Das Modell Tirana

Ryanair-Journalismus Der Privatfernsehsender Agon Channel hat ein neues Geschäftsmodell im Journalismus ins Leben gerufen: Sparen durch Standortverlagerung
Ausgabe 36/2014

Die gedruckten Zeitungen verlieren Leser. Die Onlinezeitungen haben zwar so viele Nutzer wie nie zuvor, aber die Werbeeinnahmen bleiben niedrig. Und das Fernsehen hat sich zum reinen Unterhaltungsmedium entwickelt. Was ist nur los mit dem Journalismus? Eines ist sicher: Es geht ihm nicht gut. Deswegen sind neue Geschäftsmodelle gefragt, die den Trend umkehren und den Journalismus auch ökonomisch attraktiv machen. Ein neues Modell kommt nun aus Italien, und es verspricht wirtschaftlichen Erfolg. Doch enthält es die richtige Lösung?

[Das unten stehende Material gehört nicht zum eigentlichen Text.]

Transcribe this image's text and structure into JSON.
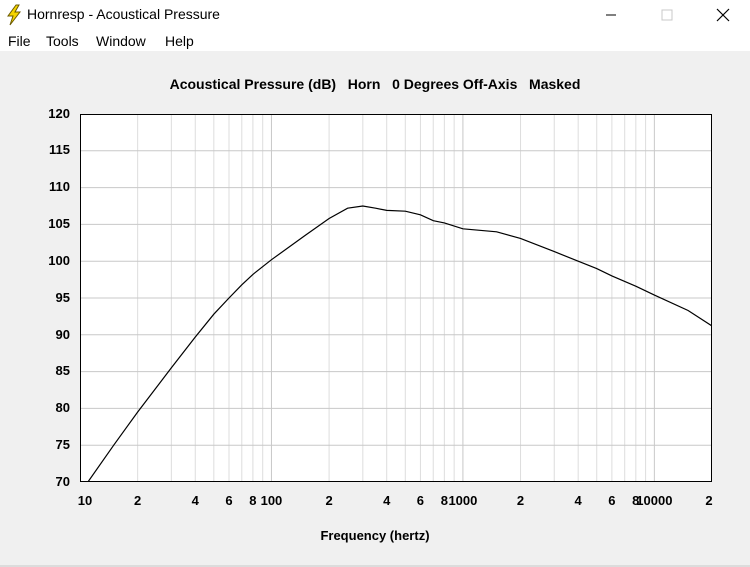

Die Fakten: Francesco Becchetti ist ein italienischer Unternehmer, aktiv vor allem auf dem Balkan. In Tirana besitzt er den Privatfernsehsender Agon Channel, der vor eineinhalb Jahren gegründet wurde und auf Albanisch überträgt. Nun soll daneben auch ein TV-Kanal in italienischer Sprache eröffnet werden. Die Idee ist einfach, sie heißt Standortverlagerung: Alle Sendungen werden in Tirana produziert, doch die albanische Gesellschaft und Kultur werden kaum eine Rolle spielen. Agon Channel hat keine internationalen Ansprüche und richtet sich an ein italienisches Publikum, das digital zu erreichen ist. Das Ziel: Sparen, so wie das üblich ist in der modernen Wirtschaft, wo Kleidung und Elektrogeräte auf der anderen Seite der Welt hergestellt werden. Warum also nicht die gleiche Geschäftsstrategie bei der Entertainmentindustrie und beim Journalismus umsetzen?

Das „Ryanair des italienischen Fernsehers“, wie der Journalist Alessio Vinci (zukünftiger Nachrichtenchef bei Agon Channel) erläuterte, ist schon auf der Suche nach neuen Talenten. In diesem Sommer wurden Komiker, Schauspieler oder Models durch Castings in ganz Italien rekrutiert. Obwohl der Schwerpunkt des Senders Reality- und Talentshows für Zuschauer zwischen 18 und 55 Jahren sein sollten, sind für die News auch Journalisten gefragt, die „allein einen ganzen Videobericht – vom Dreh bis zur Montage – herstellen können“. Und die natürlich bereit sind, nach Tirana umzuziehen.

Am Ende, erklärt Vinci, soll „ein Produkt erschaffen werden, das zehnmal weniger als in Italien kostet“. Geräte, Gebäude und Personal sind in Albanien viel preiswerter. Detaillierte Informationen über den Vertrag für Journalisten will Agon Channel, wenig überraschend, nicht geben. Unklar ist außerdem, wann genau der Sender im Herbst zum ersten Mal ausstrahlen wird. Auch wenn das Modell bisher nicht zu einer bahnbrechenden Abwanderung der italienischen Medien ins Ausland führte, sind die Befürchtungen mehr als legitim. Denn die Qualität im Journalismus scheint heute oft den Kosten untergeordnet zu sein und der Weg zum Profit kennt nur wenige Einschränkungen – auch in Deutschland.

Weltweit übertragen Sender ihre Programme über die Landesgrenzen hinweg, doch ihre Standorte richten sich auch nach den lokalen Gegebenheiten; die Berliner Zeitung sitzt auch in Berlin. Nicht in diesem Fall. Kann man also von einem neuen Modell sprechen? Die Verlagerung ins Ausland wird von Unternehmen seit Jahren umgesetzt, doch hier geht es nicht um Warenproduktion, sondern um geistige Arbeit. Und die lässt sich nicht so einfach transportieren, sie braucht bestimmte Bedingungen, um gut zu gedeihen. Es sei denn, Qualität ist letztendlich nicht so bedeutsam.